Even if a statute or Practice Book rule must be strictly construed and is mandatory, compliance with its requirements does not necessarily become a prerequisite to a court's subject matter jurisdiction. See State v. Siano, 216 Conn. 273, 579 A.2d 79 (1990) (even though state failed to comply with mandatory Practice Book rule, error did not undermine confidence in fairness of the trial or defendant's right to confront witnesses and was, therefore, harmless); LoSacco v. Young, 210 Conn. 503, 508, 555 A.2d 986 (1989) (failure to comply with mandatory time requirement does not affect subject matter jurisdiction).
This court has rarely held defects to affect the subject matter jurisdiction of a court in the criminal context. See, e.g., State v. Fox, 83 Conn. 286, 76 A. 302 (1910) (City Court of Norwich lacked subject matter jurisdiction to acquit the defendants of a crime that could carry a punishment greater than that allowed by the city charter and was within the type of case over which the General Statutes gave exclusive jurisdiction to the Superior Court); Gilbert v. Steadman, 1 Root 403 (1792) (Connecticut courts have no jurisdiction to adjudicate a theft allegedly committed in another state).

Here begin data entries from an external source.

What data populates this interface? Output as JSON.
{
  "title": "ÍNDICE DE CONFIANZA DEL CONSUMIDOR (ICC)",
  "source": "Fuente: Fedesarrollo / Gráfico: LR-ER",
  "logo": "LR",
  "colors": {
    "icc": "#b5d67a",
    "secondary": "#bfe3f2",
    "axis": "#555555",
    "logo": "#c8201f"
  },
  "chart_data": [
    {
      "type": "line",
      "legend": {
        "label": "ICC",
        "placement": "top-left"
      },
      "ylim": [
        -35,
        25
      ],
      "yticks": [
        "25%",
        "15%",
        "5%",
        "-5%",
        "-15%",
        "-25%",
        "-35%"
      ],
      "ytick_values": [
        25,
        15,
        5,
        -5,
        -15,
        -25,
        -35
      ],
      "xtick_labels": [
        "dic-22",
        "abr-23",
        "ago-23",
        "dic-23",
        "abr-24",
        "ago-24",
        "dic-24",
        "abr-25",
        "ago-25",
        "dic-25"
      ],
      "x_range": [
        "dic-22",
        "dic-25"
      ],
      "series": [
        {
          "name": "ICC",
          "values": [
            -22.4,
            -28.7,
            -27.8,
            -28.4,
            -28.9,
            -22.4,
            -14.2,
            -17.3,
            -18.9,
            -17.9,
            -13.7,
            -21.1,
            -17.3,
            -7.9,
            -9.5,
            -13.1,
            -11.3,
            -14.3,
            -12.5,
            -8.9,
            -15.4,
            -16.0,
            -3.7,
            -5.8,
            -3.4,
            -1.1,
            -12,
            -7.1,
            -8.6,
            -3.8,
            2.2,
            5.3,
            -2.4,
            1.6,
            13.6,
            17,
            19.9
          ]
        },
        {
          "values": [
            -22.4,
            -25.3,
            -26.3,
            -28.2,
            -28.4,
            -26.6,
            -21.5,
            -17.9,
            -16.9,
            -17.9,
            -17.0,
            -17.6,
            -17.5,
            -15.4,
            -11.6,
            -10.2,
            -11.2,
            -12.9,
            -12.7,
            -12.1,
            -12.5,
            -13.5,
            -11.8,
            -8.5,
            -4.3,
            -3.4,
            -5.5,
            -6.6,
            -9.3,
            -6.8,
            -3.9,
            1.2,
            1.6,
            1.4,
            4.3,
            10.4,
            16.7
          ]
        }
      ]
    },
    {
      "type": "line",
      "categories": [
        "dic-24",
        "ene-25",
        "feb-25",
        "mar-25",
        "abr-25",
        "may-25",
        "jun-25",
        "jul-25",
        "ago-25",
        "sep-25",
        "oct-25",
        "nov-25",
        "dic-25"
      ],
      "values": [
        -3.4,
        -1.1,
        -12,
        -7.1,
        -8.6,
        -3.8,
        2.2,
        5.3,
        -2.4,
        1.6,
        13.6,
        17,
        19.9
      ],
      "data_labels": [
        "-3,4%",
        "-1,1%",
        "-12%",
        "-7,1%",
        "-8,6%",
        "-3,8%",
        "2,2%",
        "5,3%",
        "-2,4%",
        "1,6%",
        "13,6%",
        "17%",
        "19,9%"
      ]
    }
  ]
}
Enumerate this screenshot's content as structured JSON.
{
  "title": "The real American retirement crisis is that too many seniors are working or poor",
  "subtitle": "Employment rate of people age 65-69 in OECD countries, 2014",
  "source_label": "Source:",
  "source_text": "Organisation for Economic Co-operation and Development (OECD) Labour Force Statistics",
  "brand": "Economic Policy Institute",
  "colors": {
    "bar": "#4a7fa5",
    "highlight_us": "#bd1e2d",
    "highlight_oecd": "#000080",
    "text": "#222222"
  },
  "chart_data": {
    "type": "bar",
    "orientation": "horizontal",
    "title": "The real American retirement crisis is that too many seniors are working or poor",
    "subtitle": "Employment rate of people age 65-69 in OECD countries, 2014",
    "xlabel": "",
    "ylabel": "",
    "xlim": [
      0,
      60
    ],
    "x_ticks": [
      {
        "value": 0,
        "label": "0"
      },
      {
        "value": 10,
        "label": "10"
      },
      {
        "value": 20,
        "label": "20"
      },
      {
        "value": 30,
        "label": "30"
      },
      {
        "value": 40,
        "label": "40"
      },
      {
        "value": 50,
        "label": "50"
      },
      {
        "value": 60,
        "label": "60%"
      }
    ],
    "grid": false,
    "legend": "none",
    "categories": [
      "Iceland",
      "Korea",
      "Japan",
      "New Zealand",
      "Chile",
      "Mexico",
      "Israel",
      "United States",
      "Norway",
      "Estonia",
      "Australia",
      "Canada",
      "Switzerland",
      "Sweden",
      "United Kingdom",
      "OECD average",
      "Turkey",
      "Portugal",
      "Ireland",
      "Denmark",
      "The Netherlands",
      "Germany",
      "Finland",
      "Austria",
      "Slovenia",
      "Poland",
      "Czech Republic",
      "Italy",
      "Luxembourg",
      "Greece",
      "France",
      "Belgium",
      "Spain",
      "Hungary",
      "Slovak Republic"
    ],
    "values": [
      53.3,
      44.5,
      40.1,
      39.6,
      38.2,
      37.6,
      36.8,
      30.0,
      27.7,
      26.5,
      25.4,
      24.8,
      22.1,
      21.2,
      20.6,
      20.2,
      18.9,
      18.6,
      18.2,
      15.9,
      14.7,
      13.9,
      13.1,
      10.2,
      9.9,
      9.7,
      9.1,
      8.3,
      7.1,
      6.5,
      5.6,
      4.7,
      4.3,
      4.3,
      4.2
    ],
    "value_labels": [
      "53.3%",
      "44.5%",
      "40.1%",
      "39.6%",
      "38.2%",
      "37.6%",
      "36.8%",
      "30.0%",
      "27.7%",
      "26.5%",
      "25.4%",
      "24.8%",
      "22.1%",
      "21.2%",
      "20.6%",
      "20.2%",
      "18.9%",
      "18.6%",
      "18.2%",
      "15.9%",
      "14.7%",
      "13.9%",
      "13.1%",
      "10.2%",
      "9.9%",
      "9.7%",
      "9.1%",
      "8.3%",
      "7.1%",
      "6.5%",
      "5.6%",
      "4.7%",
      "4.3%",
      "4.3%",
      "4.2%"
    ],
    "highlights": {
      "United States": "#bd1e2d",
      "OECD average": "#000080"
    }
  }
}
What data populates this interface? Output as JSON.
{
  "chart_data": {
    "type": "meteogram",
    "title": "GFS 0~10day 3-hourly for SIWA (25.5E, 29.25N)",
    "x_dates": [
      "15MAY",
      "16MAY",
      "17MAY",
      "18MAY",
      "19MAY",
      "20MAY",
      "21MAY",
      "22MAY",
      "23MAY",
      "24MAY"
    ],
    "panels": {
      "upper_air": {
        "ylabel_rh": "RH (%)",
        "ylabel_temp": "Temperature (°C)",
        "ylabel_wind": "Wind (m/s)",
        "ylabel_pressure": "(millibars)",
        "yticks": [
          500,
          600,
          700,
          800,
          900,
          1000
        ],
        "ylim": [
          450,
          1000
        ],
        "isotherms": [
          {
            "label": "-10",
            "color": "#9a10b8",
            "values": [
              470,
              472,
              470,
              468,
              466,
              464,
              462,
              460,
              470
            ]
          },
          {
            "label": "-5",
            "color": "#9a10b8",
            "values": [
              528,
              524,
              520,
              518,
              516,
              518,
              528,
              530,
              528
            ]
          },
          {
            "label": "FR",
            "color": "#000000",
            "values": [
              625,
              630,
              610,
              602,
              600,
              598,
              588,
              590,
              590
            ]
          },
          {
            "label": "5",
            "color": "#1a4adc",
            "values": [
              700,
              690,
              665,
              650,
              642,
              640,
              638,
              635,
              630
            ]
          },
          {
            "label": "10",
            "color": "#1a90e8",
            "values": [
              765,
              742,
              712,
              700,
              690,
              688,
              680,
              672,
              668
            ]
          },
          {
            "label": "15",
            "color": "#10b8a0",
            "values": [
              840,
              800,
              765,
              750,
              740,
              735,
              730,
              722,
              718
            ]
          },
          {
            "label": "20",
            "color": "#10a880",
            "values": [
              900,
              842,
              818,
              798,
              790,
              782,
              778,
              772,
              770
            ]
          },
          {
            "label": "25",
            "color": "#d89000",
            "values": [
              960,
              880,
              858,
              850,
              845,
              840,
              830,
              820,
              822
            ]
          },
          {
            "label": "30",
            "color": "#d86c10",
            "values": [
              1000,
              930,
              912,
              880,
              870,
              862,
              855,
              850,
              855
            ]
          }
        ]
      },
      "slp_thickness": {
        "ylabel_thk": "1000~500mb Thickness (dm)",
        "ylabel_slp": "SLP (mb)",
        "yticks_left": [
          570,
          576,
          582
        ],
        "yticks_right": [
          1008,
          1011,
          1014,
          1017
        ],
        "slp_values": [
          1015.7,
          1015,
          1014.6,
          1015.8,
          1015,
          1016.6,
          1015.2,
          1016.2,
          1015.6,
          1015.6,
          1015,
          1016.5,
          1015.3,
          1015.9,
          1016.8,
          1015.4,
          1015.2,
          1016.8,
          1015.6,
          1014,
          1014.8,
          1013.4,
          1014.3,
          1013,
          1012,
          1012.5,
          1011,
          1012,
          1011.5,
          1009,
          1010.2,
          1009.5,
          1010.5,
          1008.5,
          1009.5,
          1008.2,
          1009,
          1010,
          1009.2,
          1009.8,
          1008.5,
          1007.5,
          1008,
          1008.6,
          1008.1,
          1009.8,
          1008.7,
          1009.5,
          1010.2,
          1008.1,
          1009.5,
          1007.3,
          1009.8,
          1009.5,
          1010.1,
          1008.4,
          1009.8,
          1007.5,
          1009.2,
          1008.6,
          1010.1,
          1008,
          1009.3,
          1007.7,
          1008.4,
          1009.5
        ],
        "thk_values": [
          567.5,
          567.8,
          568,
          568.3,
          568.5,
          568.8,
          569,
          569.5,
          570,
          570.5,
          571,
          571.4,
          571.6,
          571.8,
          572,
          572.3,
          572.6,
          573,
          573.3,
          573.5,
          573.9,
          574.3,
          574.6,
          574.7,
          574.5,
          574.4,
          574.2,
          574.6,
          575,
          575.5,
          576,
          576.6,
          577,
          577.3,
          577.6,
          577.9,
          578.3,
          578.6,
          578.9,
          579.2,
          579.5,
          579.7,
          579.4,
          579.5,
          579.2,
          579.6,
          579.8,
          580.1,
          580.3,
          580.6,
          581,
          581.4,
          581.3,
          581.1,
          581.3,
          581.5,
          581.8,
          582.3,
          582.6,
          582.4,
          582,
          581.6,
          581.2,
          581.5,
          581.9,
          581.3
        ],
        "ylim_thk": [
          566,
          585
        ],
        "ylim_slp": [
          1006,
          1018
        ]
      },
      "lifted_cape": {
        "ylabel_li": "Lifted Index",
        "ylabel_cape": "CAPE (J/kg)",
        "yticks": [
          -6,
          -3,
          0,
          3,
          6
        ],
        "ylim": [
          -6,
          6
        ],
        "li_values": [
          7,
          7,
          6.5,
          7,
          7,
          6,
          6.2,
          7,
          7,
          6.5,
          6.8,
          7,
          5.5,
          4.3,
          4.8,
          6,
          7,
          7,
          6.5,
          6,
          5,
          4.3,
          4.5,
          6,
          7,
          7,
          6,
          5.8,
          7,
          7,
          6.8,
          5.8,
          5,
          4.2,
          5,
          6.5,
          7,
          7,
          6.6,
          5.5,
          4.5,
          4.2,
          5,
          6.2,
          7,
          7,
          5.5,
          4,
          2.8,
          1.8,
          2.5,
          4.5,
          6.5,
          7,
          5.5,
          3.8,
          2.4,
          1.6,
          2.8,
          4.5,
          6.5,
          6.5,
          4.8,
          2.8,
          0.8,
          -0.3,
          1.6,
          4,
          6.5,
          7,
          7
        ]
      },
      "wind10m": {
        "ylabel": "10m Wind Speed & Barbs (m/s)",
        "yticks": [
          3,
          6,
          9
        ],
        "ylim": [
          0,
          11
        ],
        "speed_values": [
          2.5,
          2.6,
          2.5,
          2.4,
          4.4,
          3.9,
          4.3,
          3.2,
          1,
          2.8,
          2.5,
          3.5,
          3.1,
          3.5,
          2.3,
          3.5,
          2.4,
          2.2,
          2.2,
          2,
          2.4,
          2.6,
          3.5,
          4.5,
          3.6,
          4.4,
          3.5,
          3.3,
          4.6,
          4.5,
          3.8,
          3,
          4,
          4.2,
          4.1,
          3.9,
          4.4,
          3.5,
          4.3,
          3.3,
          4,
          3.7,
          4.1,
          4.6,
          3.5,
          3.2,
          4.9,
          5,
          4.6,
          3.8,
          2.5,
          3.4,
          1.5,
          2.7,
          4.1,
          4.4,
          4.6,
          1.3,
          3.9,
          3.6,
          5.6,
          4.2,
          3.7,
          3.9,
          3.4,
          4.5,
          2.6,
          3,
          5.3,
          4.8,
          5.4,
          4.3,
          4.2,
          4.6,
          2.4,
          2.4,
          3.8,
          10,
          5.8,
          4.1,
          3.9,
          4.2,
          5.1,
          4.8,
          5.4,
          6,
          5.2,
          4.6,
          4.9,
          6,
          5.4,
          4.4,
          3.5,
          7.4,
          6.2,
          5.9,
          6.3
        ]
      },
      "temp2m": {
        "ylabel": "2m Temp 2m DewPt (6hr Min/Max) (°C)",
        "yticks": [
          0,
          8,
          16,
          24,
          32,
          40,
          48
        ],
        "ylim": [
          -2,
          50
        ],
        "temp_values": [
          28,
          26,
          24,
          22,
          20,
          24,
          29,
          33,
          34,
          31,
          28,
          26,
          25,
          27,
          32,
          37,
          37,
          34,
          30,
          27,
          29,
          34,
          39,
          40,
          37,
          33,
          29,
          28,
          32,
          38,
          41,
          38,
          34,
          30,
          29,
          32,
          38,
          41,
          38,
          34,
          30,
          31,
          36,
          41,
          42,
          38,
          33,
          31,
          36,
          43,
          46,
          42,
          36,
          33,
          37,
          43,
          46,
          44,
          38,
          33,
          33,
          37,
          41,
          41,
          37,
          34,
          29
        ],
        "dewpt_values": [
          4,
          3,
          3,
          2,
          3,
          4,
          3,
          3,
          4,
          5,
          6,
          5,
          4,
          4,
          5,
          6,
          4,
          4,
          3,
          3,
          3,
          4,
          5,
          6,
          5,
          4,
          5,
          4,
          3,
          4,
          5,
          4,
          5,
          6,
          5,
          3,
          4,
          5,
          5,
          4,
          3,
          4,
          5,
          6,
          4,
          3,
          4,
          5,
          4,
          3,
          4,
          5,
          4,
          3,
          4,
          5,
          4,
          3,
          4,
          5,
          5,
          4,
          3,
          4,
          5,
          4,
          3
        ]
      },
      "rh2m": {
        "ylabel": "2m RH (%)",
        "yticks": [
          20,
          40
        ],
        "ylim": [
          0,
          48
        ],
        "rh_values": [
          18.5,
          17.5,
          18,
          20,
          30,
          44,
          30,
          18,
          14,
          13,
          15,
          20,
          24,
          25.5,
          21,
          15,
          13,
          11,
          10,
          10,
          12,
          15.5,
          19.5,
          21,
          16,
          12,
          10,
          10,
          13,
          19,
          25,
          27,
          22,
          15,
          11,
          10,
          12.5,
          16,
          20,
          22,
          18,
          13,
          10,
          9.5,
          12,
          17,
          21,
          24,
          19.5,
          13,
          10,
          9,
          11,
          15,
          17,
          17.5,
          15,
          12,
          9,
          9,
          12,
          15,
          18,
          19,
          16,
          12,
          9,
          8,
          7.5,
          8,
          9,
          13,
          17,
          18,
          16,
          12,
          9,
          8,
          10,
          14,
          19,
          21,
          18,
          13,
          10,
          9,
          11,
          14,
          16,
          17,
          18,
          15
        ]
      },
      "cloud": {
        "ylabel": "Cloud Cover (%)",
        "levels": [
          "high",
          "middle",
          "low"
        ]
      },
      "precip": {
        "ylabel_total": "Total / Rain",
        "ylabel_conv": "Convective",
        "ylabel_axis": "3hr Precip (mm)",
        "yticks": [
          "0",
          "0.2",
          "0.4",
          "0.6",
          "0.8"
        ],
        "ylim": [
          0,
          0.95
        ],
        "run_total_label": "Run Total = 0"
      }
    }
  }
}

Although the failure to comply with Practice Book 943 did not divest the court of subject matter jurisdiction, the defendant could have raised the defective procedure at the probation revocation hearing. The defendant, however, waived his right to contest the defective procedure by failing to object. See State v. Niblack, 220 Conn. 270, 277, 596 A.2d 407 (1991); State v. John, 210 Conn. 652, 665 n. 8, 557 A.2d 93, cert. denied, 493 U.S. 824, 110 S.Ct. 84, 107 L.Ed.2d 50 (1989). The Appellate Court improperly raised the defect on its own.
The state asks us to apply the rule formulated in State v. Fleming, 198 Conn. 255, 502 A.2d 886, cert. denied, 475 U.S. 1143, 106 S.Ct. 1797, 90 L.Ed.2d 342 (1986), in which we held that "an illegal arrest imposes no jurisdictional barrier to a defendant's subsequent prosecution . . . . Where the fairness of a subsequent prosecution has not been impaired by an illegal arrest, neither the federal nor the Connecticut constitution requires dismissal of the charges or a voiding of the resulting conviction." Id., 262-63. The "jurisdictional barrier" referred to in Fleming has been explained to pertain to personal jurisdiction over a defendant, not subject matter jurisdiction, and the right to contest it is deemed waived unless seasonably made. State v. John, 210 Conn. 652, 665 n. 8, 557 A.2d 93, cert. denied, 493 U.S. 824, 110 S.Ct. 84, 107 L.Ed.2d 50 (1989). Therefore, because only subject matter jurisdiction is in issue in this case, an analysis under Fleming is not appropriate.